Sparsity is a free quality lever. Citing the routed-LM scaling-laws paper: holding active params constant, increasing total params (more experts) keeps improving quality. ~4x active ≈ 64x total at equivalent dense quality.

MoE on a rack: all-to-all and expert parallelism. Mixture-of-experts maps naturally onto a Blackwell NVL72 rack via expert parallelism. The all-to-all traffic pattern is well-served by full NVLink connectivity within a rack but bottlenecks on rack-to-rack scale-out (8x slower).

Why scale-up domains matter. Cabling density, power, and cooling cap rack size. Hopper (8) → Blackwell (72) → Rubin (~500) is enabled by physical rack redesigns. Bigger scale-up = more aggregate HBM bandwidth, which lowers latency lower bound.

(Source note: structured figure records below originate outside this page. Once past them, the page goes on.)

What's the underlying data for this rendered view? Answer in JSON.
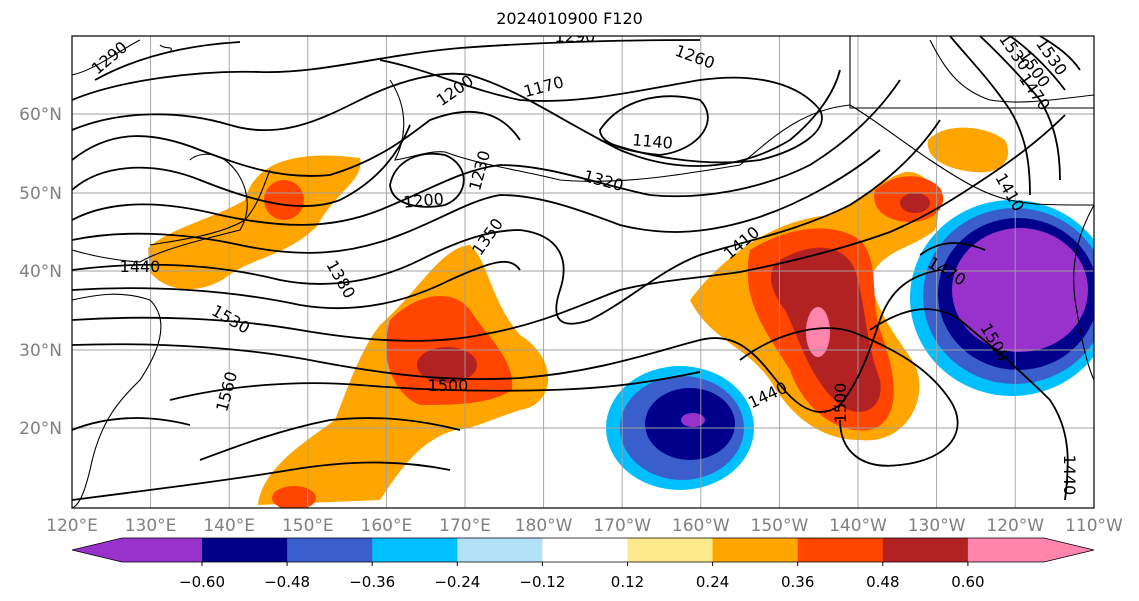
{
  "title": "2024010900 F120",
  "lat_labels": [
    "60°N",
    "50°N",
    "40°N",
    "30°N",
    "20°N"
  ],
  "lon_labels": [
    "120°E",
    "130°E",
    "140°E",
    "150°E",
    "160°E",
    "170°E",
    "180°W",
    "170°W",
    "160°W",
    "150°W",
    "140°W",
    "130°W",
    "120°W",
    "110°W"
  ],
  "contour_labels": [
    "1290",
    "1290",
    "1260",
    "1200",
    "1170",
    "1530",
    "1500",
    "1470",
    "1140",
    "1230",
    "1320",
    "1200",
    "1440",
    "1410",
    "1350",
    "1410",
    "1380",
    "1440",
    "1470",
    "1530",
    "1500",
    "1560",
    "1440",
    "1500",
    "1530",
    "1500"
  ],
  "colorbar": {
    "ticks": [
      "−0.60",
      "−0.48",
      "−0.36",
      "−0.24",
      "−0.12",
      "0.12",
      "0.24",
      "0.36",
      "0.48",
      "0.60"
    ],
    "colors": [
      "#9932cc",
      "#00008b",
      "#3a5fcd",
      "#00bfff",
      "#b2e2fa",
      "#ffffff",
      "#fde88a",
      "#ffa500",
      "#ff4500",
      "#b22222",
      "#ff85ad"
    ]
  },
  "colors": {
    "contour": "#000000",
    "coastline": "#000000",
    "grid": "#a0a0a0",
    "tick_label": "#808080"
  }
}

Why frontier model size stalled 2022–2025. Took until Blackwell’s 10–20TB scale-up to fit 5T-parameter MoE plus KV caches. Google’s earlier large scale-up partially explains the Gemini lead.

Pipeline parallelism: across racks. Pipelining (different layers on different racks) works because the per-token communication ratio favors it: 8 (bandwidth ratio) is easily overcome by activated experts × layers per stage. Frontier inference still mostly avoids pipelining and stays within a single scale-up domain.

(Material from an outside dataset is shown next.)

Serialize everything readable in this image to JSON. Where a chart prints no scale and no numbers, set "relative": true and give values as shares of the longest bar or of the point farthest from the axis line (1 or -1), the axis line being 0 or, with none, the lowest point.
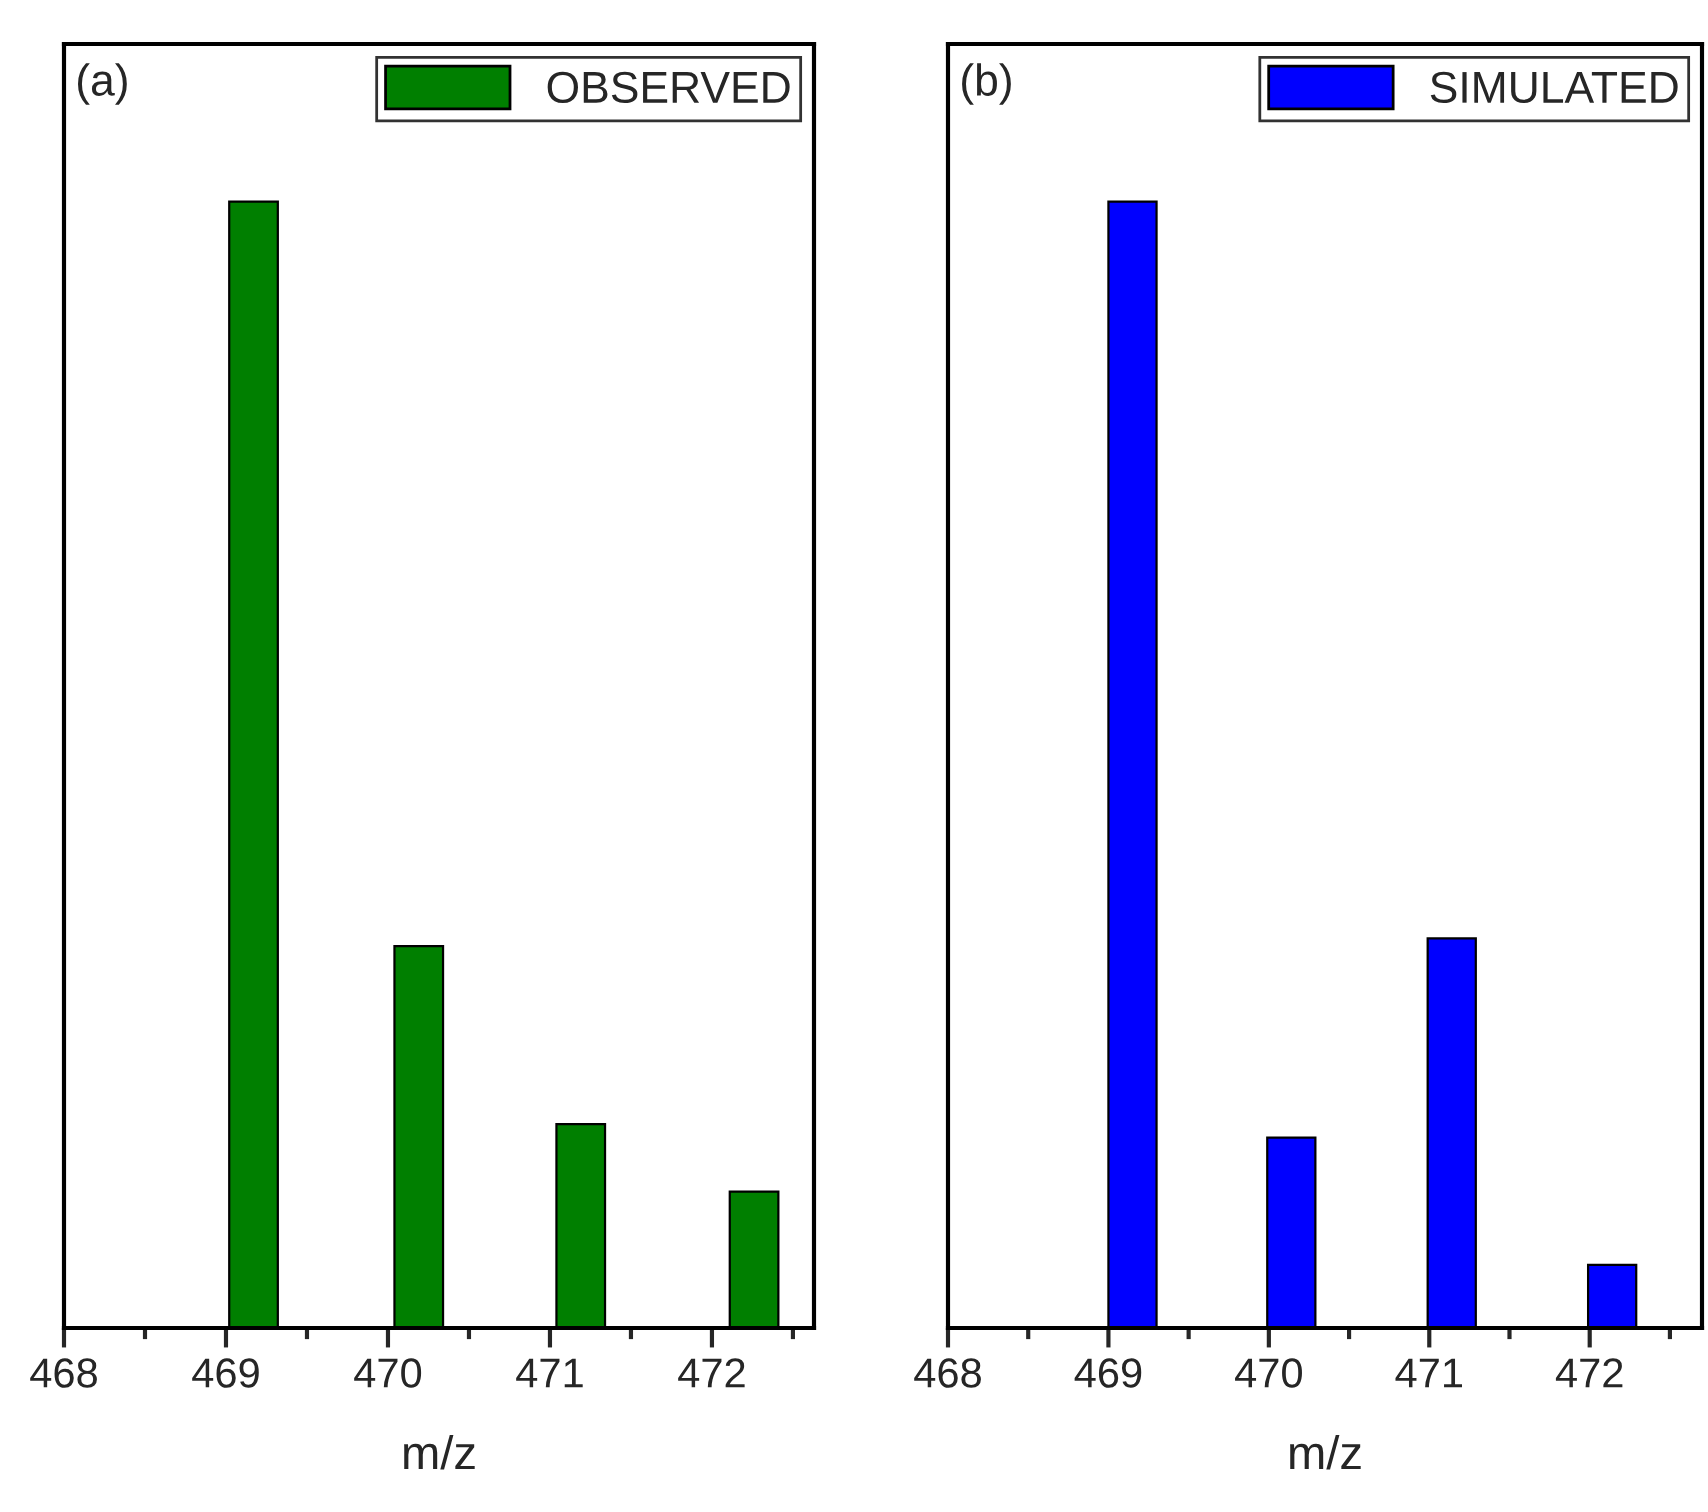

Pipeline parallelism solves weight capacity but not KV capacity. Micro-batching cancels the pipeline-stage gain on KV terms — KV capacity remains the binding constraint, not weight capacity.

Compute-equalization heuristic for training/RL/inference. The minimum-cost design equalizes pre-training, RL, and inference compute. Working it through implies pre-training data ~ inference tokens served, roughly 100x Chinchilla-optimal over-training. From ~50M tokens/sec/model × 2 months ≈ 200T tokens.

Reading API prices. The 200K-token Gemini 3 price step suggests ~2KB/token KV cache (consistent with character.ai-style cross-layer KV sharing or modest sparse attention). The ~5x output/input premium shows decode is memory-bandwidth bound; prefill is compute bound.

KV cache memory tiers. Cache-hit pricing tiers map to memory-tier drain times: 5-min ≈ flash, 1-hour ≈ spinning disk. Hyperscalers really do use spinning disk for KV storage.

The memory wall and context length. Context lengths plateaued at ~100K–1M because HBM bandwidth/capacity, not compute, is the binding constraint. Sparse attention (square-root scaling) helps but is finite. No clear path to 100M-token context — challenges the “in-context learning replaces continual learning” thesis for AGI.

Tangent: cryptography vs. neural nets. Both jumble information aggressively but for opposite purposes. Differentiability is what makes neural nets trainable; differential cryptanalysis is the symmetric attack on ciphers.

Reversible networks (RevNets / Feistel). A Feistel-style construction makes neural net layers invertible, letting backward pass rematerialize activations instead of storing them — trading more compute for less memory (the opposite of the KV cache tradeoff).